Mesmo que Elon Musk seja filho de um dono de minas de
esmeralda, os norte-americanos médios (e até os brasileiros médios) conseguem
ver nele um “homem que fez a si próprio”, um meritocrata, que ficou bilionário
por uma mistura de talento, esforço, e fé. Quem acha que tem essas três coisas,
acha que pode juntar uma fortuna semelhante.
As antigas tragédias clássicas (desde as gregas até as
elisabetanas) se concentravam nos reis porque eles eram o símbolo do povo. Rei
triunfante, povo vencedor. Rei alquebrado, povo enfraquecido.
Nossos “reis do dinheiro” cumprem um papel parecido, com
um detalhe diferente. Eles não foram empossados no trono por desígnio divino.

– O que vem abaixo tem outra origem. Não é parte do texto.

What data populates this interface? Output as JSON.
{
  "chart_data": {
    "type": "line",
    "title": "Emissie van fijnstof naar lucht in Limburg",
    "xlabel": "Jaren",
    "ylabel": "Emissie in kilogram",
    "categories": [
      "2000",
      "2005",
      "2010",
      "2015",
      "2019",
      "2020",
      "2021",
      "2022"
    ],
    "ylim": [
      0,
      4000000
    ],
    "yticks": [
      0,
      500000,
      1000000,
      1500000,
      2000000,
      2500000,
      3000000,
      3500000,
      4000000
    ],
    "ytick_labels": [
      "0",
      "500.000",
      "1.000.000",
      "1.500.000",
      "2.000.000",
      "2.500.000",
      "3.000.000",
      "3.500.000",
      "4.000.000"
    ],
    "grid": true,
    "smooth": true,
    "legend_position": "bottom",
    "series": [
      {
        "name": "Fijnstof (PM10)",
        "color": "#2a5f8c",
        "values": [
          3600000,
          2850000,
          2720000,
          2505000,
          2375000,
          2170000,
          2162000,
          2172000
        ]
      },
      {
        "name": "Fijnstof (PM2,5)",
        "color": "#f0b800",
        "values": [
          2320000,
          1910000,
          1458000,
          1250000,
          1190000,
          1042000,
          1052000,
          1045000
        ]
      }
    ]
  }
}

Eles
se elevaram da multidão informe e sem rosto, e se tornaram super-homens,
dotados de um super-poder. É o mesmo sonho dos garotos pobres que graças à
música popular ou ao esporte se tornam milionários – só que um sonho elevado a
uma potência maior.
É o
garoto que nasce nos Alagados, Trenchtown, Favela da Maré. Ele tem todo o
direito de sonhar em ser um Neymar ou um Michael Jackson. Tornar-se bilionário
como Musk ou Bezos é “outro patamar”, mas o direito ao sonho é o mesmo. Eles
são vistos como visionários (como disse Herzog), e é esse o seu carisma:
transformam cada um de nós num visionário, num cara que “acredita”.